Freedom no longer suits you.
Warm sun on skin feels wasted.
The smell of pine…
where’s that old familiar ether?
So many active people on the sidewalk,
behind the wheels of cars.
Who have they come to visit?
Your daughter grabs your hand,
tries to pull you back into your old life,
but it’s no longer known in these parts.
The house you grew up in…
well so she says.
The field where you played ball…
what’s ball?
She even dares to kiss you.
But where’s the pill to go along
with that painful touch of flesh?
She drives you to the ocean,
all waves, all the time,
but memory’s tide long since ebbed.
She sits you on the sand,
points your head to the horizon.
But God stopped making horizons
years ago.
You can’t wait until she pops you
back into the station wagon,
returns you to your chair in the common room,
between the card players
and the television zombies,
newspaper scanners and the ones that yap
how much they’re loved by sons and daughters.
All you want in life
is stillness and strangers.
So you don’t move.
So you don’t know you.
About the poet:
John Grey is an Australian poet and US resident. He’s recently had works published in Sheepshead Review, Studio One and Columbia Review and has works upcoming in Louisiana Review, Poem and Spoon River Poetry Review.
About the poem:
“The patient in question is an aunt of mine who, toward the end of her life, preferred the company of her fellow nursing-home patients to the family she couldn’t quite remember and the outside world that intimidated her.”
Poetry editors:
Johanna Shapiro and Judy Schaefer
7 thoughts on “A Day Out From the Nursing Home”

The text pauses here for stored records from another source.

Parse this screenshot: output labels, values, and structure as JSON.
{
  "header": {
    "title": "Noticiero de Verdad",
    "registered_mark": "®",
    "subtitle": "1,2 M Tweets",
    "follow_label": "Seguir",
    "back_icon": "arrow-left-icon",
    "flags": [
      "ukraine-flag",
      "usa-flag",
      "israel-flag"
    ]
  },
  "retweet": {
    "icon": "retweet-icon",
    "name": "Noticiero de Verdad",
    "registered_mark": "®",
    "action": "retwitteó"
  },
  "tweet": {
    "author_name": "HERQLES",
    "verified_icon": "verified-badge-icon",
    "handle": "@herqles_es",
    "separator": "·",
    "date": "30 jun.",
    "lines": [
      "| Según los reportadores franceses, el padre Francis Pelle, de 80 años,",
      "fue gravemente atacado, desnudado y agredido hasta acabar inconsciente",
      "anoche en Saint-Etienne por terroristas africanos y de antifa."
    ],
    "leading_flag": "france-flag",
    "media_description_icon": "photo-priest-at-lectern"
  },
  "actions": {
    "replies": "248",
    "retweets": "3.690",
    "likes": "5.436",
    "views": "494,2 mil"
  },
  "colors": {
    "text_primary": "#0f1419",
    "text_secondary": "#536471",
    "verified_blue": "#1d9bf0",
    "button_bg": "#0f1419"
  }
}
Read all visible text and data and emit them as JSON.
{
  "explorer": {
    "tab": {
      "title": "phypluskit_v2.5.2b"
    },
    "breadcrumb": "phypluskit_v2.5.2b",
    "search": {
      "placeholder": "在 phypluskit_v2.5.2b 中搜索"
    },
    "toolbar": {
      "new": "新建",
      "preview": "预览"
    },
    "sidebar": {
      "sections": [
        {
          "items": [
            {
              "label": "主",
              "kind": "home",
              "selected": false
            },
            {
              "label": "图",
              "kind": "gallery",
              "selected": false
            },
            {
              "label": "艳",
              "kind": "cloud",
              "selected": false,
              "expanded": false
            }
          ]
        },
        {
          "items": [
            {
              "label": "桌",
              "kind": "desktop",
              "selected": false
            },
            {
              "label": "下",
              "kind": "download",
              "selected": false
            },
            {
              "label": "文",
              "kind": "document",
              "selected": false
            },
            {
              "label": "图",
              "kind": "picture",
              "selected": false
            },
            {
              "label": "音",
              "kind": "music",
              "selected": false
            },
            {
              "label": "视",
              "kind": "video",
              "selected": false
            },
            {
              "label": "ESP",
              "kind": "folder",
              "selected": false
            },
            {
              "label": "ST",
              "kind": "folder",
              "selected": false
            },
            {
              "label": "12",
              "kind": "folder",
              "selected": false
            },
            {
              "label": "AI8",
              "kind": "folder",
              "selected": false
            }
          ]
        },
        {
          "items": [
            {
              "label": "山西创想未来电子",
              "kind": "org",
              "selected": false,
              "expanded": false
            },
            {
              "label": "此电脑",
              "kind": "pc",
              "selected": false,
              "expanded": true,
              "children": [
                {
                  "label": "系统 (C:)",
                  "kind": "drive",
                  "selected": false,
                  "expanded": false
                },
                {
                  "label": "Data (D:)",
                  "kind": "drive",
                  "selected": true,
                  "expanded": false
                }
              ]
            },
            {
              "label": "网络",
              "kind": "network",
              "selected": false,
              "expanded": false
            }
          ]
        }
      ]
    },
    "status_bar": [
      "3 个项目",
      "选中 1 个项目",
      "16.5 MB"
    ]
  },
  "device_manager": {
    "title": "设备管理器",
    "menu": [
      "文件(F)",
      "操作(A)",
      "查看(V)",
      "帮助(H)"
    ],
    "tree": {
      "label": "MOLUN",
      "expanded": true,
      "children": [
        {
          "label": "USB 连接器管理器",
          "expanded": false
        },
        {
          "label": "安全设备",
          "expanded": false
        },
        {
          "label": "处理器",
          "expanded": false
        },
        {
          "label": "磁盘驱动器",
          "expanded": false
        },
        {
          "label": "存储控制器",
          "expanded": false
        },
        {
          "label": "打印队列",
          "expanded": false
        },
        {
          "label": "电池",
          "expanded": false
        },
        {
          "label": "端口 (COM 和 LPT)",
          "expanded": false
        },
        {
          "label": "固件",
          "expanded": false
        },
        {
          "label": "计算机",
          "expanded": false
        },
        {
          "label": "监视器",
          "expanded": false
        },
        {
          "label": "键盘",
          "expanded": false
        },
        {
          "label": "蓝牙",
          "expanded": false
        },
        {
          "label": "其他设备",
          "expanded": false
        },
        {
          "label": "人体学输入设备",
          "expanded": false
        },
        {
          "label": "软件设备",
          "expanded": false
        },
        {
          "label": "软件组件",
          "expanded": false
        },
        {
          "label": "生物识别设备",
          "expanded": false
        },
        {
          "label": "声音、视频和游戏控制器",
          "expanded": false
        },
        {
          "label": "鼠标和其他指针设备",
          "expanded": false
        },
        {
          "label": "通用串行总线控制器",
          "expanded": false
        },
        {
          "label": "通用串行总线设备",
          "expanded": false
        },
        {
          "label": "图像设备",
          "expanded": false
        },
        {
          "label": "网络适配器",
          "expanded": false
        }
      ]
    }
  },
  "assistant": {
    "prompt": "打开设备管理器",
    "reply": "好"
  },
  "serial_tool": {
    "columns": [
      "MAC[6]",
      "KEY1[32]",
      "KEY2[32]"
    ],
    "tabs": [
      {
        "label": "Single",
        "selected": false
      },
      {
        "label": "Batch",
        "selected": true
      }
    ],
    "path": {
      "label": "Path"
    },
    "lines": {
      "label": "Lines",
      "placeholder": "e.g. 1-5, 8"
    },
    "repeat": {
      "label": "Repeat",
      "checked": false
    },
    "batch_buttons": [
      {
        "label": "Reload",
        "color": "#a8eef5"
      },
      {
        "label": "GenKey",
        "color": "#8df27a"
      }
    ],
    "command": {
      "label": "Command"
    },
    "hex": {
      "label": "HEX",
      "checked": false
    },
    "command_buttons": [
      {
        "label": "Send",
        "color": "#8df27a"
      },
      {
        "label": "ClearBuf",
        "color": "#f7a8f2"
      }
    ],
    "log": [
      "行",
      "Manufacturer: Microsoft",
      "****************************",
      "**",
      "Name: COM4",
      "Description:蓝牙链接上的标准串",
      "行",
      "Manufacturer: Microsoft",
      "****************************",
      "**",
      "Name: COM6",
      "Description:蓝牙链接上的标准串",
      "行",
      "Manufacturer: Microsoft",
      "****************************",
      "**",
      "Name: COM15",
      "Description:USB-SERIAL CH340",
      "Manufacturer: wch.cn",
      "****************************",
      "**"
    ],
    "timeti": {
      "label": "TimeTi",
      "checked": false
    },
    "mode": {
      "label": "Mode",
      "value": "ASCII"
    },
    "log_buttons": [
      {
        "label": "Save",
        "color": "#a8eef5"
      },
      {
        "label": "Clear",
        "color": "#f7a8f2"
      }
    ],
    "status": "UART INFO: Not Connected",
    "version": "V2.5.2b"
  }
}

A beautifully wrought poem…. thank you John
So real and poignant! Thank you for sharing it.
So moving–the older I get and the more infirmities I have to deal with, the more I understand…
such a moving poem, thank you, John.
it lets us into the world of those with dementia, & helps create understanding & compassion.
from an australian nurse.
How beautifully this explains what I believe happens for many of us — even without Alzheimer’s Disease, When people say ” I could never live in a nursing home” I wonder if they consider the different mindset of peaceful aging.
Beautifully told from the inside out.
A beautiful story about the woman I am; I too live in a place of peace and comfort which I prefer to my past worlds. I am also a poet – now writing about this new path. But I still have horizons, filled with peach and turquoise skies as sun sets by the Catalina Mountains everywhere I look.